Herbicides are grouped in Canada and the United States according to their mode of action. Continuous use of herbicides from only one group increases the risk of creating weeds that are resistant to that group.
Jenks used kochia as an example. In a field with kochia, less than one percent of the weeds may be resistant to a herbicide. But if the same herbicide group is applied to the field for several years, the resistant kochia will spread.
“It just keeps getting bigger and bigger and all of a sudden you go out and spray and you don’t get any control.”
Jenks offered a list of documented resistant species in North Dakota.
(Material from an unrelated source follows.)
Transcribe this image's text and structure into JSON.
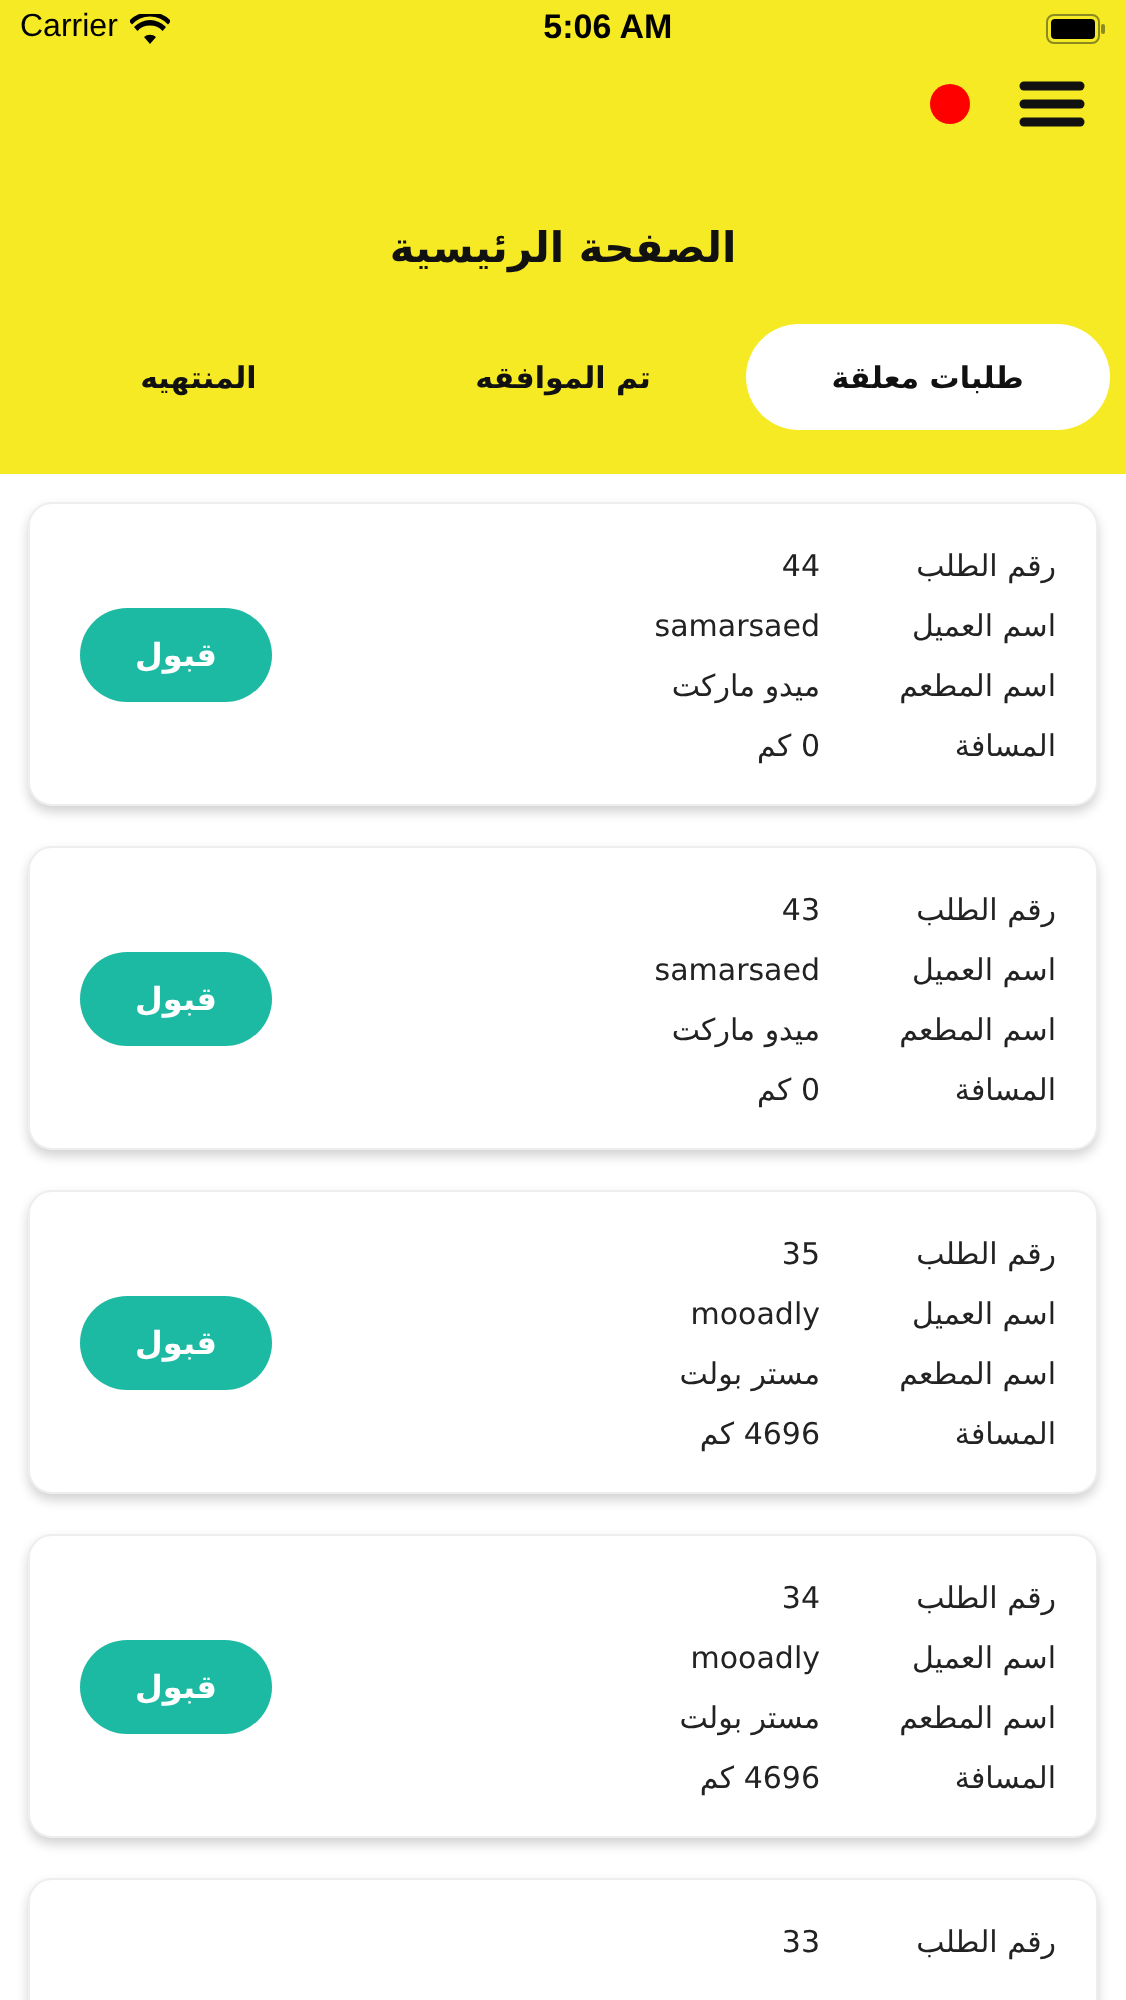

Those included: kochia resistant to ALS herbicides; kochia resistant to 2,4-D and Banvel/SGF/Clarity; green foxtail resistant to DNA herbicides such as trifluralin; wild oats resistant to ACCase inhibitor herbicides; and wild oat resistant to ALS herbicides such as Assert.
Resistance is also well-documented in Canada. Jenks said resistant weed species include green foxtail, wild oats, chickweed, hemp-nettle, kochia and wild mustard. Wild oat and green foxtail resistance were most common in the ACCase inhibitor herbicides.
Besides watching the herbicides, Jenks recommends careful crop rotations and timing of herbicide applications. While a species of weed may flourish in one type of crop, it may not compete as well in another.
Pigweed, for example, likes warm conditions. To better contend with that weed, producers may choose a crop that can be seeded early, giving it a head start over pigweed.
“If you can get the crop up and above the weeds, the crop will help give you some control over the competition.”
For wild oats, one option is to grow sunflowers, which tend to get seeded later in the spring. Wild oats can then be handled with tillage or a burn-down herbicide once they have emerged.